Le 15 juillet 1919, à Nemchinovka (cit é dans Vol I Andersen) cette phrase célèbre:

"Le suprématisme est apparu à Moscou en 1913"

Dans la lettre de Malévitch, Dora Vallier àa repèré particulièrement la répétition du mot "maintenant":

"Le mot "maintenant" répété deux fois, est à souligner très fort. Inconsciemment réalisé en 1913, ce dessin a porté ses fruits en 1915, autrement dit, Malévitch a consciemment saisi son importance en 1915, quand il avait déjà réalisé le Carré noir sur fond blanc."

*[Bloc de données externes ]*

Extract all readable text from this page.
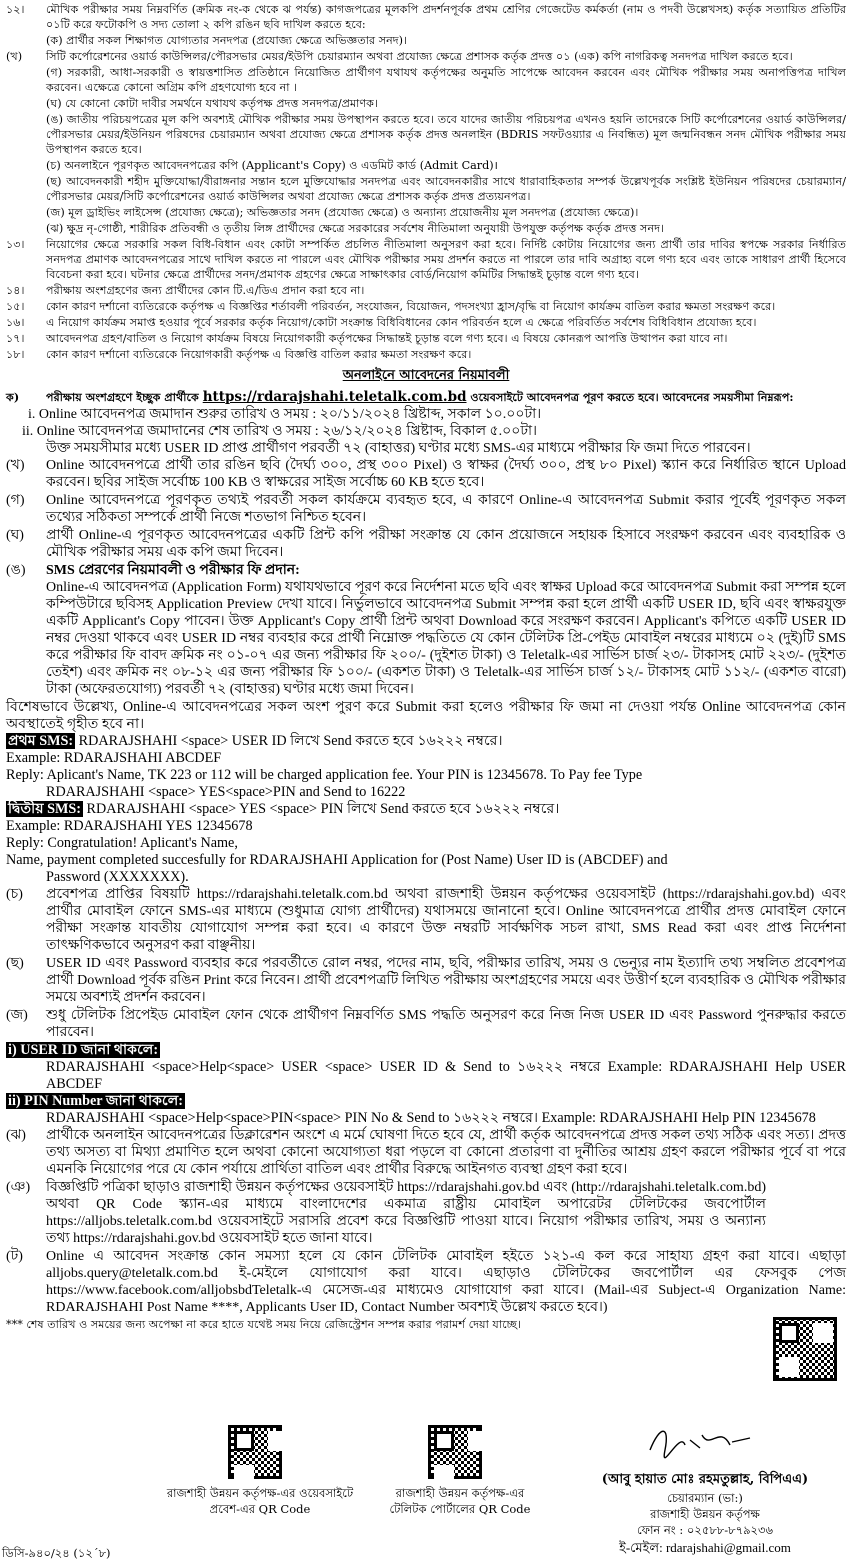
১২।	মৌখিক পরীক্ষার সময় নিম্নবর্ণিত (ক্রমিক নং-ক থেকে ঝ পর্যন্ত) কাগজপত্রের মূলকপি প্রদর্শনপূর্বক প্রথম শ্রেণির গেজেটেড কর্মকর্তা (নাম ও পদবী উল্লেখসহ) কর্তৃক সত্যায়িত প্রতিটির ০১টি করে ফটোকপি ও সদ্য তোলা ২ কপি রঙিন ছবি দাখিল করতে হবে:
(ক) প্রার্থীর সকল শিক্ষাগত যোগ্যতার সনদপত্র (প্রযোজ্য ক্ষেত্রে অভিজ্ঞতার সনদ)।
(খ)	সিটি কর্পোরেশনের ওয়ার্ড কাউন্সিলর/পৌরসভার মেয়র/ইউপি চেয়ারম্যান অথবা প্রযোজ্য ক্ষেত্রে প্রশাসক কর্তৃক প্রদত্ত ০১ (এক) কপি নাগরিকত্ব সনদপত্র দাখিল করতে হবে।
(গ) সরকারী, আধা-সরকারী ও স্বায়ত্তশাসিত প্রতিষ্ঠানে নিয়োজিত প্রার্থীগণ যথাযথ কর্তৃপক্ষের অনুমতি সাপেক্ষে আবেদন করবেন এবং মৌখিক পরীক্ষার সময় অনাপত্তিপত্র দাখিল করবেন। এক্ষেত্রে কোনো অগ্রিম কপি গ্রহণযোগ্য হবে না ।
(ঘ) যে কোনো কোটা দাবীর সমর্থনে যথাযথ কর্তৃপক্ষ প্রদত্ত সনদপত্র/প্রমাণক।
(ঙ) জাতীয় পরিচয়পত্রের মূল কপি অবশ্যই মৌখিক পরীক্ষার সময় উপস্থাপন করতে হবে। তবে যাদের জাতীয় পরিচয়পত্র এখনও হয়নি তাদেরকে সিটি কর্পোরেশনের ওয়ার্ড কাউন্সিলর/পৌরসভার মেয়র/ইউনিয়ন পরিষদের চেয়ারম্যান অথবা প্রযোজ্য ক্ষেত্রে প্রশাসক কর্তৃক প্রদত্ত অনলাইন (BDRIS সফটওয়্যার এ নিবন্ধিত) মূল জন্মনিবন্ধন সনদ মৌখিক পরীক্ষার সময় উপস্থাপন করতে হবে।
(চ) অনলাইনে পূরণকৃত আবেদনপত্রের কপি (Applicant's Copy) ও এডমিট কার্ড (Admit Card)।
(ছ) আবেদনকারী শহীদ মুক্তিযোদ্ধা/বীরাঙ্গনার সন্তান হলে মুক্তিযোদ্ধার সনদপত্র এবং আবেদনকারীর সাথে ধারাবাহিকতার সম্পর্ক উল্লেখপূর্বক সংশ্লিষ্ট ইউনিয়ন পরিষদের চেয়ারম্যান/পৌরসভার মেয়র/সিটি কর্পোরেশনের ওয়ার্ড কাউন্সিলর অথবা প্রযোজ্য ক্ষেত্রে প্রশাসক কর্তৃক প্রদত্ত প্রত্যয়নপত্র।
(জ) মূল ড্রাইভিং লাইসেন্স (প্রযোজ্য ক্ষেত্রে); অভিজ্ঞতার সনদ (প্রযোজ্য ক্ষেত্রে) ও অন্যান্য প্রয়োজনীয় মূল সনদপত্র (প্রযোজ্য ক্ষেত্রে)।
(ঝ) ক্ষুদ্র নৃ-গোষ্ঠী, শারীরিক প্রতিবন্ধী ও তৃতীয় লিঙ্গ প্রার্থীদের ক্ষেত্রে সরকারের সর্বশেষ নীতিমালা অনুযায়ী উপযুক্ত কর্তৃপক্ষ কর্তৃক প্রদত্ত সনদ।
১৩।	নিয়োগের ক্ষেত্রে সরকারি সকল বিধি-বিধান এবং কোটা সম্পর্কিত প্রচলিত নীতিমালা অনুসরণ করা হবে। নির্দিষ্ট কোটায় নিয়োগের জন্য প্রার্থী তার দাবির স্বপক্ষে সরকার নির্ধারিত সনদপত্র প্রমাণক আবেদনপত্রের সাথে দাখিল করতে না পারলে এবং মৌখিক পরীক্ষার সময় প্রদর্শন করতে না পারলে তার দাবি অগ্রাহ্য বলে গণ্য হবে এবং তাকে সাধারণ প্রার্থী হিসেবে বিবেচনা করা হবে। ঘটনার ক্ষেত্রে প্রার্থীদের সনদ/প্রমাণক গ্রহণের ক্ষেত্রে সাক্ষাৎকার বোর্ড/নিয়োগ কমিটির সিদ্ধান্তই চূড়ান্ত বলে গণ্য হবে।
১৪।	পরীক্ষায় অংশগ্রহণের জন্য প্রার্থীদের কোন টি.এ/ডিএ প্রদান করা হবে না।
১৫।	কোন কারণ দর্শানো ব্যতিরেকে কর্তৃপক্ষ এ বিজ্ঞপ্তির শর্তাবলী পরিবর্তন, সংযোজন, বিয়োজন, পদসংখ্যা হ্রাস/বৃদ্ধি বা নিয়োগ কার্যক্রম বাতিল করার ক্ষমতা সংরক্ষণ করে।
১৬।	এ নিয়োগ কার্যক্রম সমাপ্ত হওয়ার পূর্বে সরকার কর্তৃক নিয়োগ/কোটা সংক্রান্ত বিধিবিধানের কোন পরিবর্তন হলে এ ক্ষেত্রে পরিবর্তিত সর্বশেষ বিধিবিধান প্রযোজ্য হবে।
১৭।	আবেদনপত্র গ্রহণ/বাতিল ও নিয়োগ কার্যক্রম বিষয়ে নিয়োগকারী কর্তৃপক্ষের সিদ্ধান্তই চূড়ান্ত বলে গণ্য হবে। এ বিষয়ে কোনরূপ আপত্তি উত্থাপন করা যাবে না।
১৮।	কোন কারণ দর্শানো ব্যতিরেকে নিয়োগকারী কর্তৃপক্ষ এ বিজ্ঞপ্তি বাতিল করার ক্ষমতা সংরক্ষণ করে।
অনলাইনে আবেদনের নিয়মাবলী
ক)	পরীক্ষায় অংশগ্রহণে ইচ্ছুক প্রার্থীকে https://rdarajshahi.teletalk.com.bd ওয়েবসাইটে আবেদনপত্র পূরণ করতে হবে। আবেদনের সময়সীমা নিম্নরূপ:
i. Online আবেদনপত্র জমাদান শুরুর তারিখ ও সময় : ২০/১১/২০২৪ খ্রিষ্টাব্দ, সকাল ১০.০০টা।
ii. Online আবেদনপত্র জমাদানের শেষ তারিখ ও সময় : ২৬/১২/২০২৪ খ্রিষ্টাব্দ, বিকাল ৫.০০টা।
উক্ত সময়সীমার মধ্যে USER ID প্রাপ্ত প্রার্থীগণ পরবর্তী ৭২ (বাহাত্তর) ঘণ্টার মধ্যে SMS-এর মাধ্যমে পরীক্ষার ফি জমা দিতে পারবেন।
(খ)	Online আবেদনপত্রে প্রার্থী তার রঙিন ছবি (দৈর্ঘ্য ৩০০, প্রস্থ ৩০০ Pixel) ও স্বাক্ষর (দৈর্ঘ্য ৩০০, প্রস্থ ৮০ Pixel) স্ক্যান করে নির্ধারিত স্থানে Upload করবেন। ছবির সাইজ সর্বোচ্চ 100 KB ও স্বাক্ষরের সাইজ সর্বোচ্চ 60 KB হতে হবে।
(গ)	Online আবেদনপত্রে পূরণকৃত তথ্যই পরবর্তী সকল কার্যক্রমে ব্যবহৃত হবে, এ কারণে Online-এ আবেদনপত্র Submit করার পূর্বেই পূরণকৃত সকল তথ্যের সঠিকতা সম্পর্কে প্রার্থী নিজে শতভাগ নিশ্চিত হবেন।
(ঘ)	প্রার্থী Online-এ পূরণকৃত আবেদনপত্রের একটি প্রিন্ট কপি পরীক্ষা সংক্রান্ত যে কোন প্রয়োজনে সহায়ক হিসাবে সংরক্ষণ করবেন এবং ব্যবহারিক ও মৌখিক পরীক্ষার সময় এক কপি জমা দিবেন।
(ঙ)	SMS প্রেরণের নিয়মাবলী ও পরীক্ষার ফি প্রদান:
Online-এ আবেদনপত্র (Application Form) যথাযথভাবে পূরণ করে নির্দেশনা মতে ছবি এবং স্বাক্ষর Upload করে আবেদনপত্র Submit করা সম্পন্ন হলে কম্পিউটারে ছবিসহ Application Preview দেখা যাবে। নির্ভুলভাবে আবেদনপত্র Submit সম্পন্ন করা হলে প্রার্থী একটি USER ID, ছবি এবং স্বাক্ষরযুক্ত একটি Applicant's Copy পাবেন। উক্ত Applicant's Copy প্রার্থী প্রিন্ট অথবা Download করে সংরক্ষণ করবেন। Applicant's কপিতে একটি USER ID নম্বর দেওয়া থাকবে এবং USER ID নম্বর ব্যবহার করে প্রার্থী নিম্নোক্ত পদ্ধতিতে যে কোন টেলিটক প্রি-পেইড মোবাইল নম্বরের মাধ্যমে ০২ (দুই)টি SMS করে পরীক্ষার ফি বাবদ ক্রমিক নং ০১-০৭ এর জন্য পরীক্ষার ফি ২০০/- (দুইশত টাকা) ও Teletalk-এর সার্ভিস চার্জ ২৩/- টাকাসহ মোট ২২৩/- (দুইশত তেইশ) এবং ক্রমিক নং ০৮-১২ এর জন্য পরীক্ষার ফি ১০০/- (একশত টাকা) ও Teletalk-এর সার্ভিস চার্জ ১২/- টাকাসহ মোট ১১২/- (একশত বারো) টাকা (অফেরতযোগ্য) পরবর্তী ৭২ (বাহাত্তর) ঘণ্টার মধ্যে জমা দিবেন।
বিশেষভাবে উল্লেখ্য, Online-এ আবেদনপত্রের সকল অংশ পুরণ করে Submit করা হলেও পরীক্ষার ফি জমা না দেওয়া পর্যন্ত Online আবেদনপত্র কোন অবস্থাতেই গৃহীত হবে না।
প্রথম SMS: RDARAJSHAHI <space> USER ID লিখে Send করতে হবে ১৬২২২ নম্বরে।
Example: RDARAJSHAHI ABCDEF
Reply: Aplicant's Name, TK 223 or 112 will be charged application fee. Your PIN is 12345678. To Pay fee Type
RDARAJSHAHI <space> YES<space>PIN and Send to 16222
দ্বিতীয় SMS: RDARAJSHAHI <space> YES <space> PIN লিখে Send করতে হবে ১৬২২২ নম্বরে।
Example: RDARAJSHAHI YES 12345678
Reply: Congratulation! Aplicant's Name,
Name, payment completed succesfully for RDARAJSHAHI Application for (Post Name) User ID is (ABCDEF) and
Password (XXXXXXX).
(চ)	প্রবেশপত্র প্রাপ্তির বিষয়টি https://rdarajshahi.teletalk.com.bd অথবা রাজশাহী উন্নয়ন কর্তৃপক্ষের ওয়েবসাইট (https://rdarajshahi.gov.bd) এবং প্রার্থীর মোবাইল ফোনে SMS-এর মাধ্যমে (শুধুমাত্র যোগ্য প্রার্থীদের) যথাসময়ে জানানো হবে। Online আবেদনপত্রে প্রার্থীর প্রদত্ত মোবাইল ফোনে পরীক্ষা সংক্রান্ত যাবতীয় যোগাযোগ সম্পন্ন করা হবে। এ কারণে উক্ত নম্বরটি সার্বক্ষণিক সচল রাখা, SMS Read করা এবং প্রাপ্ত নির্দেশনা তাৎক্ষণিকভাবে অনুসরণ করা বাঞ্ছনীয়।
(ছ)	USER ID এবং Password ব্যবহার করে পরবর্তীতে রোল নম্বর, পদের নাম, ছবি, পরীক্ষার তারিখ, সময় ও ভেন্যুর নাম ইত্যাদি তথ্য সম্বলিত প্রবেশপত্র প্রার্থী Download পূর্বক রঙিন Print করে নিবেন। প্রার্থী প্রবেশপত্রটি লিখিত পরীক্ষায় অংশগ্রহণের সময়ে এবং উত্তীর্ণ হলে ব্যবহারিক ও মৌখিক পরীক্ষার সময়ে অবশ্যই প্রদর্শন করবেন।
(জ)	শুধু টেলিটক প্রিপেইড মোবাইল ফোন থেকে প্রার্থীগণ নিম্নবর্ণিত SMS পদ্ধতি অনুসরণ করে নিজ নিজ USER ID এবং Password পুনরুদ্ধার করতে পারবেন।
i) USER ID জানা থাকলে:
RDARAJSHAHI <space>Help<space> USER <space> USER ID & Send to ১৬২২২ নম্বরে Example: RDARAJSHAHI Help USER ABCDEF
ii) PIN Number জানা থাকলে:
RDARAJSHAHI <space>Help<space>PIN<space> PIN No & Send to ১৬২২২ নম্বরে। Example: RDARAJSHAHI Help PIN 12345678
(ঝ)	প্রার্থীকে অনলাইন আবেদনপত্রের ডিক্লারেশন অংশে এ মর্মে ঘোষণা দিতে হবে যে, প্রার্থী কর্তৃক আবেদনপত্রে প্রদত্ত সকল তথ্য সঠিক এবং সত্য। প্রদত্ত তথ্য অসত্য বা মিথ্যা প্রমাণিত হলে অথবা কোনো অযোগ্যতা ধরা পড়লে বা কোনো প্রতারণা বা দুর্নীতির আশ্রয় গ্রহণ করলে পরীক্ষার পূর্বে বা পরে এমনকি নিয়োগের পরে যে কোন পর্যায়ে প্রার্থিতা বাতিল এবং প্রার্থীর বিরুদ্ধে আইনগত ব্যবস্থা গ্রহণ করা হবে।
(ঞ)	বিজ্ঞপ্তিটি পত্রিকা ছাড়াও রাজশাহী উন্নয়ন কর্তৃপক্ষের ওয়েবসাইট https://rdarajshahi.gov.bd এবং (http://rdarajshahi.teletalk.com.bd) অথবা QR Code স্ক্যান-এর মাধ্যমে বাংলাদেশের একমাত্র রাষ্ট্রীয় মোবাইল অপারেটর টেলিটকের জবপোর্টাল https://alljobs.teletalk.com.bd ওয়েবসাইটে সরাসরি প্রবেশ করে বিজ্ঞপ্তিটি পাওয়া যাবে। নিয়োগ পরীক্ষার তারিখ, সময় ও অন্যান্য তথ্য https://rdarajshahi.gov.bd ওয়েবসাইট হতে জানা যাবে।
(ট)	Online এ আবেদন সংক্রান্ত কোন সমস্যা হলে যে কোন টেলিটক মোবাইল হইতে ১২১-এ কল করে সাহায্য গ্রহণ করা যাবে। এছাড়া alljobs.query@teletalk.com.bd ই-মেইলে যোগাযোগ করা যাবে। এছাড়াও টেলিটকের জবপোর্টাল এর ফেসবুক পেজ https://www.facebook.com/alljobsbdTeletalk-এ মেসেজ-এর মাধ্যমেও যোগাযোগ করা যাবে। (Mail-এর Subject-এ Organization Name: RDARAJSHAHI Post Name ****, Applicants User ID, Contact Number অবশ্যই উল্লেখ করতে হবে।)
*** শেষ তারিখ ও সময়ের জন্য অপেক্ষা না করে হাতে যথেষ্ট সময় নিয়ে রেজিস্ট্রেশন সম্পন্ন করার পরামর্শ দেয়া যাচ্ছে।
রাজশাহী উন্নয়ন কর্তৃপক্ষ-এর ওয়েবসাইটে
প্রবেশ-এর QR Code
রাজশাহী উন্নয়ন কর্তৃপক্ষ-এর
টেলিটক পোর্টালের QR Code
(আবু হায়াত মোঃ রহমতুল্লাহ, বিপিএএ)
চেয়ারম্যান (ভা:)
রাজশাহী উন্নয়ন কর্তৃপক্ষ
ফোন নং : ০২৫৮৮-৮৭৯২৩৬
ই-মেইল: rdarajshahi@gmail.com
ডিসি-৯৪০/২৪ (১২´৮)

Il est vrai qu'à cette époque, Malévitch était en pleine période alogique. En mars-avril 1915, lors de l'exposition "Tramway V", la déclaration suivante accompagnait la reproduction de ses peintures dans le catalogue (Valabrègue, p. 95):


"L'auteur ignore le contenu de ses peintures."

Il semble donc avoir fait retour sur lui-même quelques mois plus tard en retrouvant ses esquisses. "Maintenant", voudrait dire qu'avant, il n'avait pas trouvé très à propos de présenter ces esquisses, dont, comme les tableaux, l'auteur ignore le contenu. Un examen attentif de l'ensemble du texte de 1919, "Création non-objective et suprématisme dans lequel se trouve la phrase énigmatique, si souvent citée "Le suprématisme est apparu à Moscou en 1913" ne donne pas seulement la date et le lieu d'apparition du suprématisme, mais aussi une indication importante sur le lien entre l'esquisse de rideau au pan coupé et le tableau "Carré noir sur fond blanc":.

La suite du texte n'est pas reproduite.